Thus, the baker’s map code is equivalent to a (2N,2) linear analog code with encoder G s .

Now the problem to determine the source signal u in the above equation becomes the standard minimum MSE receiving problem, whose solution is the well-known Wiener filter and given as [22]

$$\begin{array}{*{20}l} \hat{{u}}_{\text{MMSE}}\left(\hat{{s}}^{\text{ML}}\right)=\left({G}_{\hat{{s}}^{\text{ML}}}{G}^{T}_{\hat{{s}}^{\text{ML}}}+3\sigma^{2}{I}\right)^{-1}{G}_{\hat{{s}}^{\text{ML}}}{r}^{\prime}_{\hat{{s}}^{\text{ML}}}. \end{array} $$

A slicing operation then follows the above Wiener filtering to ensure the final estimates \(\hat {x}_{0}^{\mathrm {ML-MMSE}}\) and \(\hat {y}_{0}^{\mathrm {ML-MMSE}}\) lie in \(\left [e_{l,\hat {\mathbf {s}}^{\text {ML}}}, e_{u,\hat {\mathbf {s}}^{\text {ML}}}\right ]\) and [−1,+1], respectively.

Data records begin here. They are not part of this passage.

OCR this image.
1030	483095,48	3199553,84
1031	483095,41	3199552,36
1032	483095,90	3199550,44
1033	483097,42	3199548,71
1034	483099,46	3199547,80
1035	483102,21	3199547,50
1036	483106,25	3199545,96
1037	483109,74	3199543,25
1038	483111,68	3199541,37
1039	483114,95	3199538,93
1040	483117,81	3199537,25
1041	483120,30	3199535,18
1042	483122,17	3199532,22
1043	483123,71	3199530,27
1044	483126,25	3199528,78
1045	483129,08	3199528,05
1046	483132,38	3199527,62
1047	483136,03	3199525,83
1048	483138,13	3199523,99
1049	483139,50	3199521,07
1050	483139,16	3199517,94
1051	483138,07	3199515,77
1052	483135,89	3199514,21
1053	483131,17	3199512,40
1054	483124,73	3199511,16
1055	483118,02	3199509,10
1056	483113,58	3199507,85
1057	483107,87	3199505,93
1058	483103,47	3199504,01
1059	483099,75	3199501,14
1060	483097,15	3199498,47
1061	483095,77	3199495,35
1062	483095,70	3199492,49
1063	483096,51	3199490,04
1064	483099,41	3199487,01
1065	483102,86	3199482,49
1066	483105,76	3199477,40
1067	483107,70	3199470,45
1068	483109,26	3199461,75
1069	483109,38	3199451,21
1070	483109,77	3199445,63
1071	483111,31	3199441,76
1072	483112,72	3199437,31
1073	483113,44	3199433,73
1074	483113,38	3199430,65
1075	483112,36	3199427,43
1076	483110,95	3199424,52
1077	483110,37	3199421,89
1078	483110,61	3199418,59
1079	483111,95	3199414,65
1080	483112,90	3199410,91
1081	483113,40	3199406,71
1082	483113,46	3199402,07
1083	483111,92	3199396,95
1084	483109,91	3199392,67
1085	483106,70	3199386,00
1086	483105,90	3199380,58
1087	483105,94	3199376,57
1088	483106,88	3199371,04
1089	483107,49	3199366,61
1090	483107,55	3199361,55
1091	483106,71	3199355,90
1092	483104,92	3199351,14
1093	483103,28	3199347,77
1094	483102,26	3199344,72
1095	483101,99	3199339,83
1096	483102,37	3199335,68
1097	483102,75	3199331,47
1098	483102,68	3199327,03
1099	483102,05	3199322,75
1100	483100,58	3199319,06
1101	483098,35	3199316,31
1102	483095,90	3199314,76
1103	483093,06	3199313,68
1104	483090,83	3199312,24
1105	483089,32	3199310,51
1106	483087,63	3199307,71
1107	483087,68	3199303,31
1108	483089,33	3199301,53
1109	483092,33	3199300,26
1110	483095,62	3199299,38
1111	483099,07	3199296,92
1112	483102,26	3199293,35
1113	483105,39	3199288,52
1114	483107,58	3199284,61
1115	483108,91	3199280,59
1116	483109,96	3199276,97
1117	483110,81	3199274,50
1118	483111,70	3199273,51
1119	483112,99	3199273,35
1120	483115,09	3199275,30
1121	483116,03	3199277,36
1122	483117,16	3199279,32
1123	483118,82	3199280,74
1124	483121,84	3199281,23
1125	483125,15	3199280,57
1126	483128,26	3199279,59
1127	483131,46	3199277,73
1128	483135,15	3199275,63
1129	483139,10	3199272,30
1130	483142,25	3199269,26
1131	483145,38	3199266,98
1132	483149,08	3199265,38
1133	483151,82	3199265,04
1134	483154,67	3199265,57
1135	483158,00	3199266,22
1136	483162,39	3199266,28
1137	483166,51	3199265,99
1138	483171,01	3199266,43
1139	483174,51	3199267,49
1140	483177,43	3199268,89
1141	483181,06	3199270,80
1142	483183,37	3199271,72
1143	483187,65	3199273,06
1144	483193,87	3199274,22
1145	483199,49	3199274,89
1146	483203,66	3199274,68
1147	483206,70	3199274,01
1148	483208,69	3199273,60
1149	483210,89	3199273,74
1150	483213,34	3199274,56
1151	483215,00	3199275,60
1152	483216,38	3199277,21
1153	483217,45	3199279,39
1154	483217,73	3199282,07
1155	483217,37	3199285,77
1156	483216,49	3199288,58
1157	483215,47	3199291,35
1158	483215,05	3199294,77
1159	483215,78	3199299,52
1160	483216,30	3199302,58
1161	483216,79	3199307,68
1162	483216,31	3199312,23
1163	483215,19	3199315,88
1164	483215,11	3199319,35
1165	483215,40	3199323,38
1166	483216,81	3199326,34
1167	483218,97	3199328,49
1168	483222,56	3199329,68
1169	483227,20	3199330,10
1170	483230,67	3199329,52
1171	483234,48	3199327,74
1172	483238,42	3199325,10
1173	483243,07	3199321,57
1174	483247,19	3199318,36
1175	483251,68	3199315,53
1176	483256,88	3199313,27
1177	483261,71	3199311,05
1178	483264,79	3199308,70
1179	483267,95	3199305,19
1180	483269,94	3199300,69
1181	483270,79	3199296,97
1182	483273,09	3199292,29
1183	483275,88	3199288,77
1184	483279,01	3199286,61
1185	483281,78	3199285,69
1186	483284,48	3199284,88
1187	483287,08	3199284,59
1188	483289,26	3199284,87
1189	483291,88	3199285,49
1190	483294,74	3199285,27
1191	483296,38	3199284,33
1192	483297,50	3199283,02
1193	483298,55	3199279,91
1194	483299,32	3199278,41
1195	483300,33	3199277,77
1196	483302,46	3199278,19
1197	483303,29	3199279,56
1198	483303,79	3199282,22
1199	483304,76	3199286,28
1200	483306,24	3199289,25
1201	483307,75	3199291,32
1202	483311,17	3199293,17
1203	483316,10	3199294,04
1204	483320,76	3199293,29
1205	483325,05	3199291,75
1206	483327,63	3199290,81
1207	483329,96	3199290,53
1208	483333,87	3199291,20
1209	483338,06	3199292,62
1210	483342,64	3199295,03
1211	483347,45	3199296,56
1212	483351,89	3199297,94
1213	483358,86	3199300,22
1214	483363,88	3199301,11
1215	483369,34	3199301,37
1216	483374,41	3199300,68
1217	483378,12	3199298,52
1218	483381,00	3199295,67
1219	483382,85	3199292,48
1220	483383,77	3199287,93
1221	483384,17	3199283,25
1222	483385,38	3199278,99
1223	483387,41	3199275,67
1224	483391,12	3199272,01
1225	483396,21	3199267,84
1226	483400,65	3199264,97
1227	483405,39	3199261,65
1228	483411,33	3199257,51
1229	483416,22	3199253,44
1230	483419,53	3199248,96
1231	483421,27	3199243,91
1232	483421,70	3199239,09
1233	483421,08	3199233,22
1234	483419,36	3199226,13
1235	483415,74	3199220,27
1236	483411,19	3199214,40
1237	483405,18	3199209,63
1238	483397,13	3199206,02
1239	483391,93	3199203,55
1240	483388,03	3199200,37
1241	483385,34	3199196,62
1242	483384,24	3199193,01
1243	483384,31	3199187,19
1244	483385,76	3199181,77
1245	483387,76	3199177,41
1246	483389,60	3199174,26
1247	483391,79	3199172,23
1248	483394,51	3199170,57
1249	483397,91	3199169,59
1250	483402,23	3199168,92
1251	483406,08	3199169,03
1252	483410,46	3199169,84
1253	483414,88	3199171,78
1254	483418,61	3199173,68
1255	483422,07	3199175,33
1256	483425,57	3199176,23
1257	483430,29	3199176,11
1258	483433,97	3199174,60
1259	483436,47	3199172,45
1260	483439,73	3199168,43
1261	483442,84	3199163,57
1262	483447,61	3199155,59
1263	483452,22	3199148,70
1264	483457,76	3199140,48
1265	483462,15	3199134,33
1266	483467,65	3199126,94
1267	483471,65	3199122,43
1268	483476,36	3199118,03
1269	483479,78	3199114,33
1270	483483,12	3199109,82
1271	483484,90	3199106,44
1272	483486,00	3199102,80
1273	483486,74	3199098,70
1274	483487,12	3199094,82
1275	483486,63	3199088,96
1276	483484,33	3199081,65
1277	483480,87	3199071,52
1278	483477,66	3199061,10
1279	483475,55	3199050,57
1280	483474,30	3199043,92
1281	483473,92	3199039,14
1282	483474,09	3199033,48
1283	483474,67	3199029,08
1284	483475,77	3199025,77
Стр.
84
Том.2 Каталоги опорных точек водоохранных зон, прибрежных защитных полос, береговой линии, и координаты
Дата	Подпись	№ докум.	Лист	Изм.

For the mixed ML-MMSE method, ML decoding is performed to obtain \(\hat {{s}}^{\text {ML}}\). Then, the Wiener filtering and limiting procedure follows. The mixed ML-MMSE decoding method requires a priori knowledge of the source and involves only linear computation operations.

Performance analysis

In Fig. 2, the different decoding algorithms’ performance for the baker’s analog codes with different lengths is plotted. E u means the average power for each source signal, and N 0 denotes the unilateral power spectral density, i.e., N 0=2σ 2. The ML, MMSE, and ML-MMSE decoding algorithms have identical MSE performance for high SNR. In low SNR range, the MMSE decoding method has the best performance.

Fig. 2

MSE performance of different decoding algorithms for the baker’s dynamic system

In the following, we analyze the MSE performance of the baker’s dynamic coding system by considering the Cramer-Rao lower bound. CRLB is a lower bound for the unbiased estimator [23]. It should be pointed out that the ML decoding methods discussed above are the biased estimator due to the slicing operations. However, when the SNR is large, the decoding error is sufficiently small such that the slicing rarely impacts the decoding result. So CRLB can precisely predict the decoding error when the SNR is modestly large and is useful a tool to understand the system’s performance. This will also be verified by the following numerical results.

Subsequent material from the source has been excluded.